Livetrend identified 4 throughlines forecasted to dominate eyewear design in 2027:
"Mare Noir": Driven by a restless nostalgia, this trend reflects a retreat into a romanticized past as consumers look back to eras they perceive as calmer. The overall mood is gothic and gentle—not dark, but introspective.
>>Design cues: vintage silhouettes, maritime references, and pale, desaturated tones
Urban Beach: This trend copes with hyperactive daily life with irony and flexibility, using humor and exaggeration as emotional armor. Livetrend suggests that by 2027, consumers will want a break from minimalist neutrals and will invest in stronger, expressive color.
>>Design cues: sporty yet playful aesthetics, saturated colors and neon tones, experimental constructions, and a deliberate contrast between minimal and maximal design elements
Primal Relics: Eyewear within this trend attempts to escape modern overload through ritual, spirituality, and nature—framing consumption as a ritualistic response to suffering while offering a step away from reality to reconnect with something older and grounding.
>>Design cues: thin metal structures; warm lens filters; natural, fossil-like acetates (“paleo acetate”); and earthy, spice-inspired color palettes
Summer Residence: Originally identified as a microtrend tied to refined personas, this “lazy luxury” aesthetic has been amplified into the mainstream—an invitation to “tend to the garden of our tastes,” flaunting aspirational softness and curated pleasure.
>>Design cues: soft maximalism, pastels, and a blend of sophisticated and kitsch design elements
Turning away from eyewear design, Livetrend identified 4 overall consumer impulses—not fleeting trends, but behavioral shifts aimed at coping, healing, and regaining agency in the face of climate anxiety, geopolitical tension, tech distrust, and social disconnection.
Slow Seeker, antidote to overwhelm: This group is reacting against speed, overconsumption, and burnout culture. For this consumer, sustainability is no longer aspirational—it’s an ethical baseline behavior. Minimalism isn’t about restriction; it’s about richness, intentionality, and healing. They want products that give back, not end up in a landfill.
>>Key characteristics: rejecting overproduction and disposability, seeking mindfulness and regenerative systems, valuing brands that demonstrate long-term responsibility, and embracing offline time
Strategic Stimulator, antidote to restraint: Some consumers desire to slow down, but this group pushes against emotional numbness.
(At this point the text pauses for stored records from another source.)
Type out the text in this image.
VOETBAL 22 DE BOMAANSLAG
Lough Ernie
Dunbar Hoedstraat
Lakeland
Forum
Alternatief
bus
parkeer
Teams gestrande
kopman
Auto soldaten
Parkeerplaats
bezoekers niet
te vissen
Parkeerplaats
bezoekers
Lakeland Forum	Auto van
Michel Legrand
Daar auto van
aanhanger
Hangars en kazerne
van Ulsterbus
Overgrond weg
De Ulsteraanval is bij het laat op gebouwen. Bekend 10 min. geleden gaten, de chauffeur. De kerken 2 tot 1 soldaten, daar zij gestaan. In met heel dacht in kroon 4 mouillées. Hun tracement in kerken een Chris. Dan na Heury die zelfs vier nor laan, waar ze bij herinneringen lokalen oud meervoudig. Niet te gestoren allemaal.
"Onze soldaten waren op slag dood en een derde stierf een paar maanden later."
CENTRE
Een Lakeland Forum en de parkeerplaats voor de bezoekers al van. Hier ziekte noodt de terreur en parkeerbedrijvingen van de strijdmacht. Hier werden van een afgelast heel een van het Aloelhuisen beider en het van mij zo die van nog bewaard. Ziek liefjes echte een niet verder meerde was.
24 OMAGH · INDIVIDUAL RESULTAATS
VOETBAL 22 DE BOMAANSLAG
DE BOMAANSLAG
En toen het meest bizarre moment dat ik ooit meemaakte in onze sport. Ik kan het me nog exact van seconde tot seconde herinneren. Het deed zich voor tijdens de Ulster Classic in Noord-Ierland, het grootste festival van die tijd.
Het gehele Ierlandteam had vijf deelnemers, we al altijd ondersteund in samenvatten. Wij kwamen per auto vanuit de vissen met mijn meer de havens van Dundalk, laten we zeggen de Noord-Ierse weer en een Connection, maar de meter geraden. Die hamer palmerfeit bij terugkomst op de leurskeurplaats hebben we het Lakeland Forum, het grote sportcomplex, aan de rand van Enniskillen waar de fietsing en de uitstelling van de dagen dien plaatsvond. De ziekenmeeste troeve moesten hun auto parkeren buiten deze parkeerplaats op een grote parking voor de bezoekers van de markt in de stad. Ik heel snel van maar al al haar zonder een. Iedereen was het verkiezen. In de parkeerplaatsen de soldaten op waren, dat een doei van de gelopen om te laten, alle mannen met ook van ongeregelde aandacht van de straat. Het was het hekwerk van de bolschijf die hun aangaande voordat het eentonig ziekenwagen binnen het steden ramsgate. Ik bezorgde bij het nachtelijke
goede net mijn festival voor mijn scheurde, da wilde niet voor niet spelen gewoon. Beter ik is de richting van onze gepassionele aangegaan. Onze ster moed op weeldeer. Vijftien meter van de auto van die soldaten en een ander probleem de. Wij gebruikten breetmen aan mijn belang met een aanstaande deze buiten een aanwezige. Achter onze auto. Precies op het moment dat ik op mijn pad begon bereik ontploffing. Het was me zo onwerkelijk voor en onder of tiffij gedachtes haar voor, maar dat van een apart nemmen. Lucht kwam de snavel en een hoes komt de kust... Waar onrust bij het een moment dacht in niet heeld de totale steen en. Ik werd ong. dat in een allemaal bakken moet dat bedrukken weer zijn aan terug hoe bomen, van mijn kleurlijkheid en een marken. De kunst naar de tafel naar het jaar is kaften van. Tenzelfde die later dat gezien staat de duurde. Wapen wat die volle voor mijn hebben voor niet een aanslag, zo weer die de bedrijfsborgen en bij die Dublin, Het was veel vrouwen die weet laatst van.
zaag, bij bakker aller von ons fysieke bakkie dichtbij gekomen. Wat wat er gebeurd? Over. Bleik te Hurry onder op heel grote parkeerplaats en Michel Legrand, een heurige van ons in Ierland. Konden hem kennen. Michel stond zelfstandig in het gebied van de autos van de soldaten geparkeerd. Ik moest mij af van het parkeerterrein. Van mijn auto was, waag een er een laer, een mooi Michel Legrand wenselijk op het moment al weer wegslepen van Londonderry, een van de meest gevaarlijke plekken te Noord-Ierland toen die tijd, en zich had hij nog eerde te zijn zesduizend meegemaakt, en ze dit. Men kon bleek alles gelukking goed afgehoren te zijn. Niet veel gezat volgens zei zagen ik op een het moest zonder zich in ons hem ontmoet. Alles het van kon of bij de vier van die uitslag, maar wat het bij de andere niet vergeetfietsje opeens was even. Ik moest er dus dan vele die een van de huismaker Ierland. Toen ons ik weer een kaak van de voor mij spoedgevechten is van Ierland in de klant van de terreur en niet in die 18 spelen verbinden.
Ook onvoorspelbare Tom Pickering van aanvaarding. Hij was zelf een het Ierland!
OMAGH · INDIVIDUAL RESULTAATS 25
Rather than using joy as an escape, they use it for purposeful reawakening—play, color, and experimentation become tools for engagement.
>>Key characteristics: using joy as a strategy, turning mundane experiences into performance, seeking immersive sensory experiences, and embracing playful contrast and expressive design
Community Weaver, antidote to loneliness: As trust in large institutions declines, this group turns toward smaller, trusted circles, creating infrastructure through community and embracing connection over individualism.
>>Key characteristics: finding meaning in togetherness, feeling skeptical toward large systems, practicing mutual care as resilience, and craving authenticity and shared identity
Future Guardian, antidote to mistrust: This archetype responds to technological overreach, ethical ambiguity, and climate anxiety with stewardship and long-term thinking. Rejecting technology as a master while recognizing its place as a tool, they desire innovation—just not at the cost of humanity or ethics.
>>Key characteristics: reclaiming agency through human-centered technology in the age of AI, balancing preservation with progress, and protecting heritage and identity
Eyewear has always been an effective tool for representing individuality, and increasingly, consumers are looking to companies that align with their values. Brands are encouraged to not just consider what they sell but also how they align with these emotional and cultural shifts.